Bolsonaro diz que Brasil terá no mínimo 22 milhões de vacinas em março

Até a tarde desta segunda-feira, o Brasil tinha aplicado 8,43 milhões de doses, de acordo com o Our World in Data

Renato Barcellos, da CNN
01 de março de 2021 às 12:48 | Atualizado 01 de março de 2021 às 18:29
O presidente Jair Bolsonaro (sem partido) fala com apoiadores
O presidente Jair Bolsonaro (sem partido) fala com apoiadores
Foto: Reprodução/CNN (16.set.2020)

Em conversa com apoiadores, o presidente Jair Bolsonaro (sem partido) afirmou que o Brasil terá, em março, mais 22 milhões de vacinas. Segundo o chefe do Executivo, o país só poderia iniciar a compra dos imunizantes após a aprovação da Anvisa.

"Alguns criticam o Brasil... a vacina a gente só podia comprar depois que a Anvisa autorizar, não podia comprar qualquer negócio que aparecesse. Então essas vacinas começaram a ser certificadas pela a Anvisa e estamos comprando", disse.

O presidente afirmou, ainda, que o Brasil é o sexto país que mais vacina. No entanto, de acordo com dados do Our World In Data, a afirmação está incorreta.
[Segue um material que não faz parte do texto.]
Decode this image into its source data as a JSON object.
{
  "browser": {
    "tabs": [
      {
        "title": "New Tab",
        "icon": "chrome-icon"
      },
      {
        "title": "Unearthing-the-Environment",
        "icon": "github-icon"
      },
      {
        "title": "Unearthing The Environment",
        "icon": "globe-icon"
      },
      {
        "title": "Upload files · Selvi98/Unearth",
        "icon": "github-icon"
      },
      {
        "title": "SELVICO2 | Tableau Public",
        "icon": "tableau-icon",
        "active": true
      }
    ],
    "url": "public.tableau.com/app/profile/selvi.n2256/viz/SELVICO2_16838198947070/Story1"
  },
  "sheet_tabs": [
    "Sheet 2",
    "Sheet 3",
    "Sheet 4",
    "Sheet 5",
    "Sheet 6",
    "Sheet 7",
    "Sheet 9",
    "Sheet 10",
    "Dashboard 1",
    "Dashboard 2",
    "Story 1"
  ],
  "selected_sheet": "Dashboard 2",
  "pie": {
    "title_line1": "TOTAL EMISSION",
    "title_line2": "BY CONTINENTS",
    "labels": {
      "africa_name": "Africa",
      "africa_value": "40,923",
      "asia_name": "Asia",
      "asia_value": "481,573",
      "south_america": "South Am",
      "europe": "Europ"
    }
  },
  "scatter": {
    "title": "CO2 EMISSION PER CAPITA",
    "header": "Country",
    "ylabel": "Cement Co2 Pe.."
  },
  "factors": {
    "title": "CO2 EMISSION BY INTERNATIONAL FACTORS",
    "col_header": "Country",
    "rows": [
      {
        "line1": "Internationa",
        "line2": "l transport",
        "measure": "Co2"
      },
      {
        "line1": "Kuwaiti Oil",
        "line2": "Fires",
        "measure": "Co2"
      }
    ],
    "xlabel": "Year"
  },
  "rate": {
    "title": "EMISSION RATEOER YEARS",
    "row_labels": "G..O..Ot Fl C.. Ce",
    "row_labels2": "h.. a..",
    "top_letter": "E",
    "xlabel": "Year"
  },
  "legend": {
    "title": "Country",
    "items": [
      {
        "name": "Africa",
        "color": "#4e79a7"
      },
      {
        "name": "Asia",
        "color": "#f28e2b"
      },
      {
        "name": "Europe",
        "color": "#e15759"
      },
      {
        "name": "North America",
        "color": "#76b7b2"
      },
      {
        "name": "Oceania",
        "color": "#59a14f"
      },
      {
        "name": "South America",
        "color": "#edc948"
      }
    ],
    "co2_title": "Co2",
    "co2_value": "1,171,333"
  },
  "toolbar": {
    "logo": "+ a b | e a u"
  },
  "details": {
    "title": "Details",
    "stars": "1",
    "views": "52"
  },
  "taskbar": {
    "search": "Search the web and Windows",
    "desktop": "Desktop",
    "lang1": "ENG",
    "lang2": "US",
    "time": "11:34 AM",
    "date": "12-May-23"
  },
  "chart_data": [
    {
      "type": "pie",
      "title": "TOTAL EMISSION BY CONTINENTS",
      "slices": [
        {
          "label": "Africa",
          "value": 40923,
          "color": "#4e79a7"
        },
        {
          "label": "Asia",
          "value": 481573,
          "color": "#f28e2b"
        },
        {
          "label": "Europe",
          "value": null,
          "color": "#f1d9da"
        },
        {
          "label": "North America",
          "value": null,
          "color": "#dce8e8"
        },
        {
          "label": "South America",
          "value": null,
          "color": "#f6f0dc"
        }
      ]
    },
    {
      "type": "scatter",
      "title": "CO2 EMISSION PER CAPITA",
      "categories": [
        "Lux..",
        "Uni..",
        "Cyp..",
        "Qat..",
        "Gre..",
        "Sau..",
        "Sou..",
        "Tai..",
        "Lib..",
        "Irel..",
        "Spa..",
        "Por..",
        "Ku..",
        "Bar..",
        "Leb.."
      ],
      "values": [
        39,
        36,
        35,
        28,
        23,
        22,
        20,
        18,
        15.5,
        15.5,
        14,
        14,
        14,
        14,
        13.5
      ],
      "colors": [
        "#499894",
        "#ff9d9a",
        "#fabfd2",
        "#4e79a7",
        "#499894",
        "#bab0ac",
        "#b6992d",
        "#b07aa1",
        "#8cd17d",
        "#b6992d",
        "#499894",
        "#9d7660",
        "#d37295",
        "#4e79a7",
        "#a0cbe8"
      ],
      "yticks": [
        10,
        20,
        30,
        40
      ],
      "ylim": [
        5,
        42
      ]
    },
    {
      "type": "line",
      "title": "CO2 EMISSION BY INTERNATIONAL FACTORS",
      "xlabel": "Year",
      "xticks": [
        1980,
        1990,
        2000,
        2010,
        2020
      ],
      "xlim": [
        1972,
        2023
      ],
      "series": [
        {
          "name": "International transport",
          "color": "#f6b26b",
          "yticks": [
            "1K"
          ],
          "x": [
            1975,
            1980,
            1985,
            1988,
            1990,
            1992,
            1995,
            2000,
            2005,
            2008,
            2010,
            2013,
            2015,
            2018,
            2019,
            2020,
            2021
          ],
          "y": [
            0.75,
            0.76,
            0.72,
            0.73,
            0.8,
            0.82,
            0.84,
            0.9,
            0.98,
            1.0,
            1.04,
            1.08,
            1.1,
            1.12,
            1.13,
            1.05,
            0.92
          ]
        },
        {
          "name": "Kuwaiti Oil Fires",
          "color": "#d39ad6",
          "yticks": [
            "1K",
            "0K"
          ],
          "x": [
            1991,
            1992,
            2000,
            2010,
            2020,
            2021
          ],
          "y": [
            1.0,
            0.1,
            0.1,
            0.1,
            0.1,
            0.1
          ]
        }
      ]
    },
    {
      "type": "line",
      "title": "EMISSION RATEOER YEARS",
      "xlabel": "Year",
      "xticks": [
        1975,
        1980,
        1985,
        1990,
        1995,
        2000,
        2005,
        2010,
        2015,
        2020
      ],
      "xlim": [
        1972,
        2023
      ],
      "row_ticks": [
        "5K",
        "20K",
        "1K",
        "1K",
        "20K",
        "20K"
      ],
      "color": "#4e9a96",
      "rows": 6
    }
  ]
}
Segundo o levantamento, realizado pela Universidade de Oxford, o Brasil ocupa a 20ª colocação em questão de imunização.

O Brasil alcançou nesta segunda-feira (1º) o índice de 3.97 na relação entre o total de doses aplicadas e sua população total, aponta o estudo. O índice é uma forma de mensurar o total da população que recebeu pelo menos uma dose.

Até a tarde desta segunda-feira, o Brasil tinha aplicado 8,43 milhões de doses, de acordo com o Our World in Data. Ainda segundo o levantamento, Gibraltar lidera a lista de vacinação com índice de 109.25, seguido por Israel (93.50), Seychelles (76.36) e Emirados Árabes Unidos (60.87).

Embora Bolsonaro tenha errado na informação sobre a vacinação no país, ele lembrou que a imunização em Israel está avançada.

"Tem Israel que está na frente, mas quantos habitantes tem lá? Lá são nove milhões de habitantes, se não me engano, então é fácil dizer que vacinou 30% da população. Eu acho que nos vacinamos mais do que eles em valor absoluto. Agora é outro país, né? É um país que não tem uma gota de petróleo, não tem terra fértil, não tem água, não tem nada. Só que tem um povo que realmente se dedica e tem uns políticos diferente dos nosso aqui, onde eu me incluo também, é uma titica geral. Não to criticando os outros não, é todo mundo", declarou.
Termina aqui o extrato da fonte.